W miniony weekend w kinach w USA i na całym świecie zadebiutował
najnowszy film z uniwersum Marvela -
The Marvels
.
Okazuje się, że weekend otarcia okazał się kompletną porażką studia. The Marvels zarobiło jedynie
47 mln dolarów
przy budżecie na poziomie
200 mln dolarów.
Nie wygląda to najlepiej, nawet po dodaniu przychodów z premiery w pozostałej części świata, które szacowne są na 110 mln. To najgorszy wynik dla filmów Marvela w historii.

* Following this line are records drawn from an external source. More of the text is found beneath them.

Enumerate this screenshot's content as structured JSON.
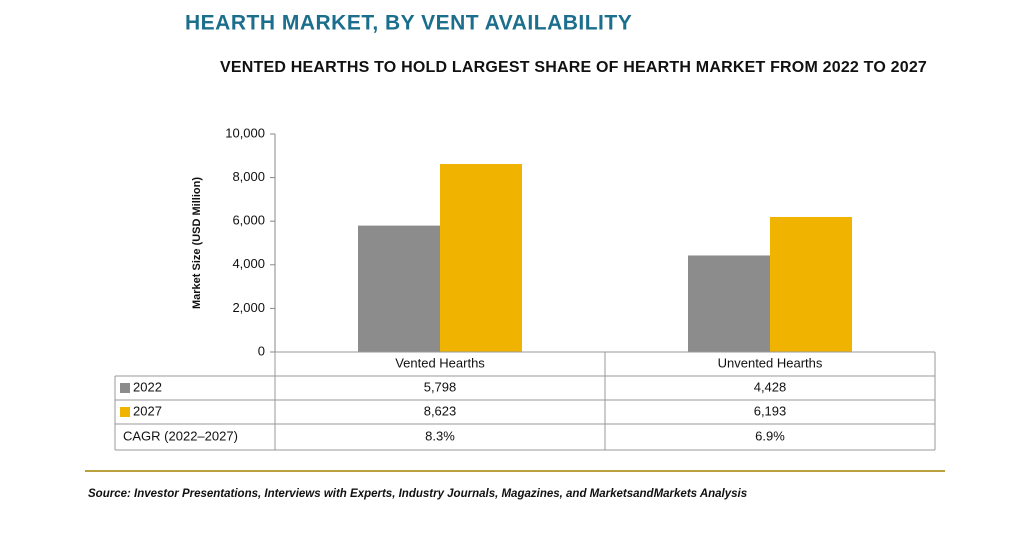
{
  "chart_data": {
    "type": "bar",
    "title": "HEARTH MARKET, BY VENT AVAILABILITY",
    "subtitle": "VENTED HEARTHS TO HOLD LARGEST SHARE OF HEARTH MARKET FROM 2022 TO 2027",
    "y_label": "Market Size (USD Million)",
    "categories": [
      "Vented Hearths",
      "Unvented Hearths"
    ],
    "series": [
      {
        "name": "2022",
        "color": "#8c8c8c",
        "values": [
          5798,
          4428
        ],
        "value_labels": [
          "5,798",
          "4,428"
        ]
      },
      {
        "name": "2027",
        "color": "#f0b400",
        "values": [
          8623,
          6193
        ],
        "value_labels": [
          "8,623",
          "6,193"
        ]
      }
    ],
    "cagr": {
      "label": "CAGR (2022–2027)",
      "values": [
        8.3,
        6.9
      ],
      "value_labels": [
        "8.3%",
        "6.9%"
      ]
    },
    "ylim": [
      0,
      10000
    ],
    "yticks": [
      0,
      {
        "value": 2000,
        "label": "2,000"
      },
      {
        "value": 4000,
        "label": "4,000"
      },
      {
        "value": 6000,
        "label": "6,000"
      },
      {
        "value": 8000,
        "label": "8,000"
      },
      {
        "value": 10000,
        "label": "10,000"
      }
    ],
    "source": "Source: Investor Presentations, Interviews with Experts, Industry Journals, Magazines, and MarketsandMarkets Analysis"
  }
}
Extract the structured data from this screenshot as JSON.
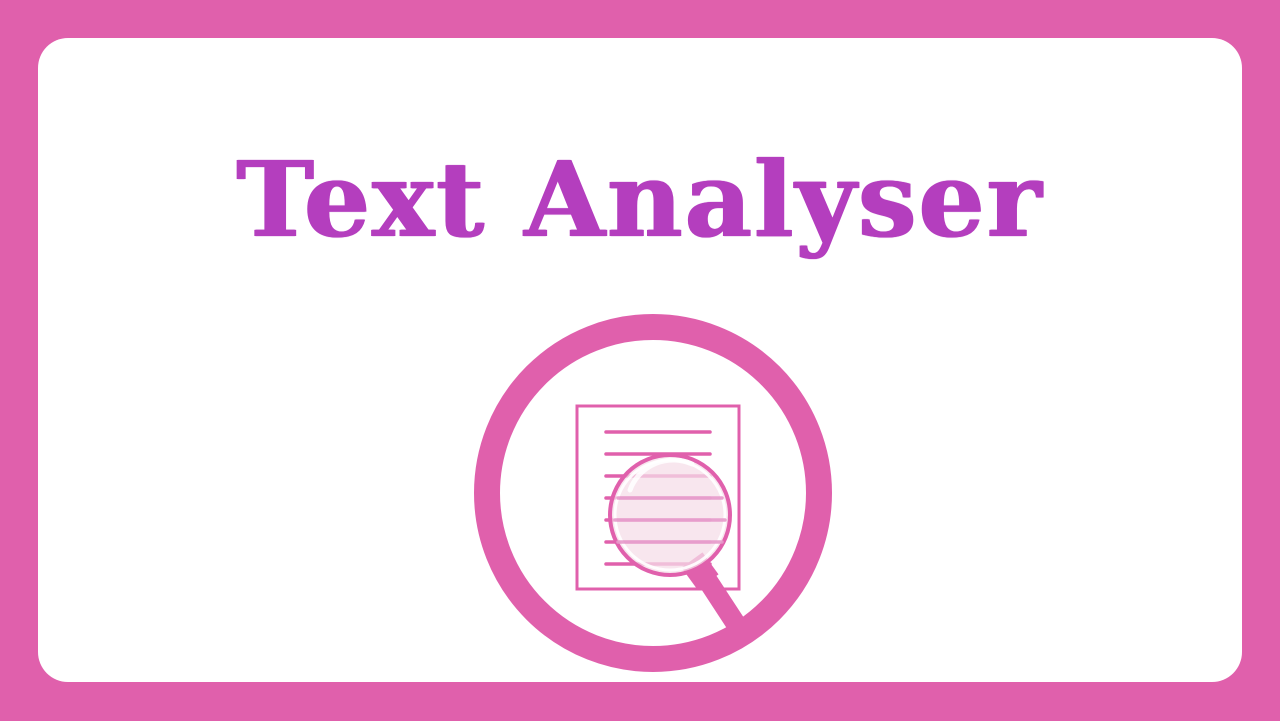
{
  "title": "Text Analyser",
  "colors": {
    "frame": "#E060AC",
    "panel": "#FFFFFF",
    "title": "#B43EBE",
    "icon": "#E060AC"
  },
  "icon": "document-magnifier-icon"
}
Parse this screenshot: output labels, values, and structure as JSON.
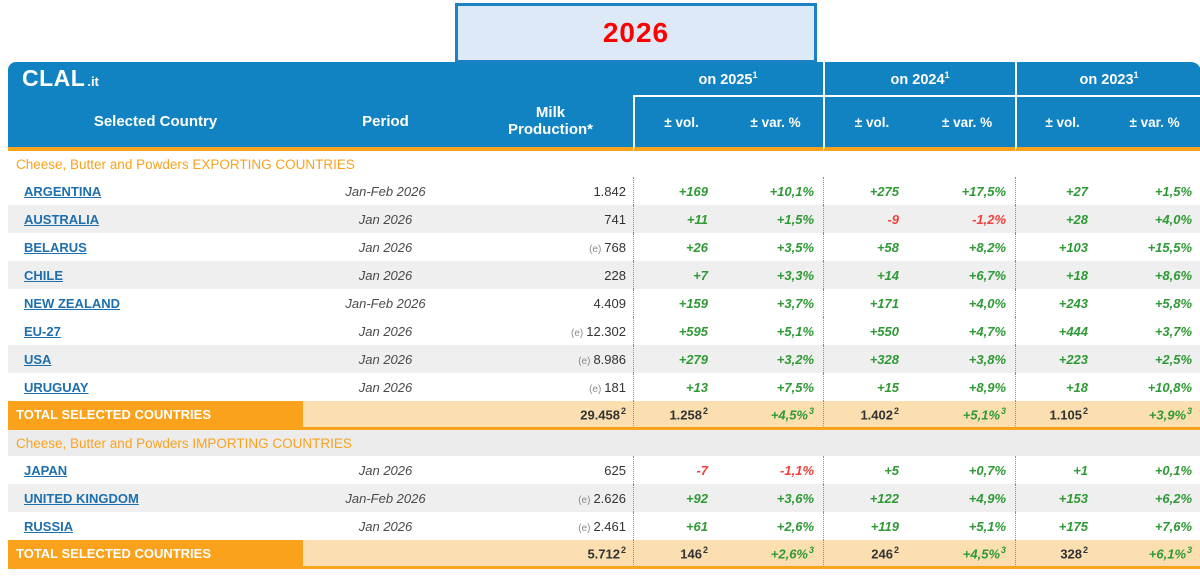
{
  "brand": {
    "logo_main": "CLAL",
    "logo_suffix": ".it"
  },
  "year_box": {
    "label": "2026"
  },
  "header": {
    "country": "Selected Country",
    "period": "Period",
    "milk_line1": "Milk",
    "milk_line2": "Production*",
    "vol": "± vol.",
    "var": "± var. %",
    "year_groups": [
      {
        "label": "on 2025",
        "sup": "1"
      },
      {
        "label": "on 2024",
        "sup": "1"
      },
      {
        "label": "on 2023",
        "sup": "1"
      }
    ]
  },
  "colors": {
    "header_blue": "#1283c2",
    "accent_orange": "#f9a21b",
    "total_peach": "#fbdfb0",
    "row_shade": "#efefef",
    "link_blue": "#1d6fae",
    "positive_green": "#2f9a35",
    "negative_red": "#f2403a",
    "year_red": "#fe0000",
    "year_box_fill": "#dde9f6"
  },
  "sections": [
    {
      "title": "Cheese, Butter and Powders EXPORTING COUNTRIES",
      "shaded": false,
      "rows": [
        {
          "country": "ARGENTINA",
          "period": "Jan-Feb 2026",
          "estimate": "",
          "milk": "1.842",
          "shaded": false,
          "vals": [
            "+169",
            "+10,1%",
            "+275",
            "+17,5%",
            "+27",
            "+1,5%"
          ]
        },
        {
          "country": "AUSTRALIA",
          "period": "Jan 2026",
          "estimate": "",
          "milk": "741",
          "shaded": true,
          "vals": [
            "+11",
            "+1,5%",
            "-9",
            "-1,2%",
            "+28",
            "+4,0%"
          ]
        },
        {
          "country": "BELARUS",
          "period": "Jan 2026",
          "estimate": "(e)",
          "milk": "768",
          "shaded": false,
          "vals": [
            "+26",
            "+3,5%",
            "+58",
            "+8,2%",
            "+103",
            "+15,5%"
          ]
        },
        {
          "country": "CHILE",
          "period": "Jan 2026",
          "estimate": "",
          "milk": "228",
          "shaded": true,
          "vals": [
            "+7",
            "+3,3%",
            "+14",
            "+6,7%",
            "+18",
            "+8,6%"
          ]
        },
        {
          "country": "NEW ZEALAND",
          "period": "Jan-Feb 2026",
          "estimate": "",
          "milk": "4.409",
          "shaded": false,
          "vals": [
            "+159",
            "+3,7%",
            "+171",
            "+4,0%",
            "+243",
            "+5,8%"
          ]
        },
        {
          "country": "EU-27",
          "period": "Jan 2026",
          "estimate": "(e)",
          "milk": "12.302",
          "shaded": false,
          "vals": [
            "+595",
            "+5,1%",
            "+550",
            "+4,7%",
            "+444",
            "+3,7%"
          ]
        },
        {
          "country": "USA",
          "period": "Jan 2026",
          "estimate": "(e)",
          "milk": "8.986",
          "shaded": true,
          "vals": [
            "+279",
            "+3,2%",
            "+328",
            "+3,8%",
            "+223",
            "+2,5%"
          ]
        },
        {
          "country": "URUGUAY",
          "period": "Jan 2026",
          "estimate": "(e)",
          "milk": "181",
          "shaded": false,
          "vals": [
            "+13",
            "+7,5%",
            "+15",
            "+8,9%",
            "+18",
            "+10,8%"
          ]
        }
      ],
      "total": {
        "label": "TOTAL SELECTED COUNTRIES",
        "milk": "29.458",
        "milk_sup": "2",
        "vals": [
          "1.258",
          "+4,5%",
          "1.402",
          "+5,1%",
          "1.105",
          "+3,9%"
        ],
        "sups": [
          "2",
          "3",
          "2",
          "3",
          "2",
          "3"
        ]
      }
    },
    {
      "title": "Cheese, Butter and Powders IMPORTING COUNTRIES",
      "shaded": true,
      "rows": [
        {
          "country": "JAPAN",
          "period": "Jan 2026",
          "estimate": "",
          "milk": "625",
          "shaded": false,
          "vals": [
            "-7",
            "-1,1%",
            "+5",
            "+0,7%",
            "+1",
            "+0,1%"
          ]
        },
        {
          "country": "UNITED KINGDOM",
          "period": "Jan-Feb 2026",
          "estimate": "(e)",
          "milk": "2.626",
          "shaded": true,
          "vals": [
            "+92",
            "+3,6%",
            "+122",
            "+4,9%",
            "+153",
            "+6,2%"
          ]
        },
        {
          "country": "RUSSIA",
          "period": "Jan 2026",
          "estimate": "(e)",
          "milk": "2.461",
          "shaded": false,
          "vals": [
            "+61",
            "+2,6%",
            "+119",
            "+5,1%",
            "+175",
            "+7,6%"
          ]
        }
      ],
      "total": {
        "label": "TOTAL SELECTED COUNTRIES",
        "milk": "5.712",
        "milk_sup": "2",
        "vals": [
          "146",
          "+2,6%",
          "246",
          "+4,5%",
          "328",
          "+6,1%"
        ],
        "sups": [
          "2",
          "3",
          "2",
          "3",
          "2",
          "3"
        ]
      }
    }
  ]
}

Dla porównania największy przebój Marvel Studios
Avengers: Koniec gry
podczas premierowego weekendu zarobił w USA 357 mln dolarów. Z kolei w tym roku słaby
Ant-Man 3
zebrał na starcie ponad 100 mln dolarów. Problemem filmu są także jego słabe recenzje.
Obecnie ocena na
IMDb to 6,2/10 przy 30 tys. recenzji
. Na
Rotten Tomateos
film pozytywnie oceniło
62 procent recenzentów i 84 procent widzów.

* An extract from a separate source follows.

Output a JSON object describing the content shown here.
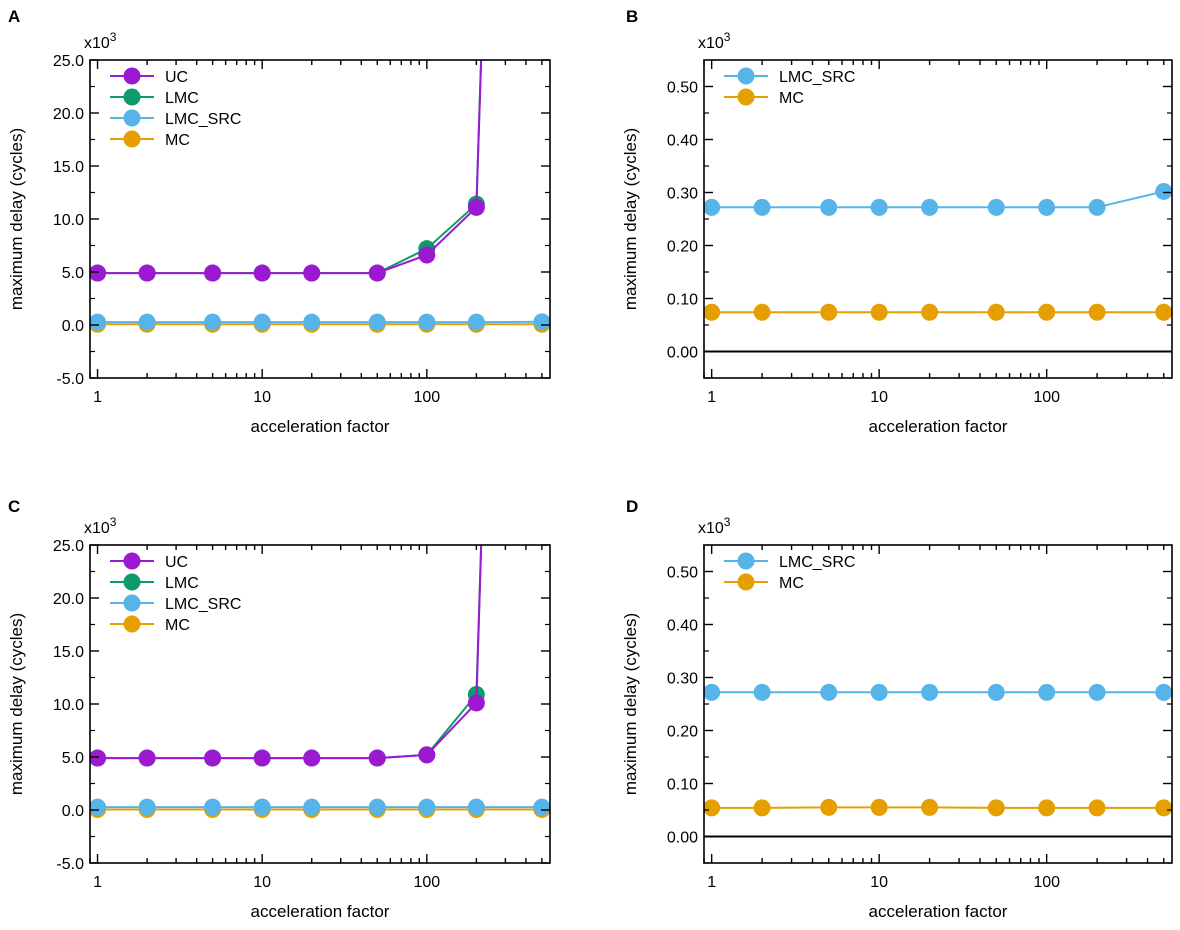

Do słabego wyniku filmu odniósł się krytyk Decidera, który zauważa, że kiedyś filmy Marvel Studios
były ekskluzywnymi produkcjami,
a teraz to się zmieniło:
- Widzowie dali jasny sygnał, że ta zabawa przestaje im się podobać. Kiedyś kinowe filmy Marvel Studios były ekskluzywnymi produkcjami, teraz stały się jednym z epizodów komiksowego tasiemca, który na co dzień można oglądać na platformie Disney+" - napisał krytyk Decidera.
- W tym wszystkim najbardziej mi szkoda Brie Larson, pięknej i utalentowanej aktorki, zdobywczyni Oscara, która wpakowała się w tę infantylną zabawę. Powinna jak najszybciej dać sobie z nią spokój - dodaje.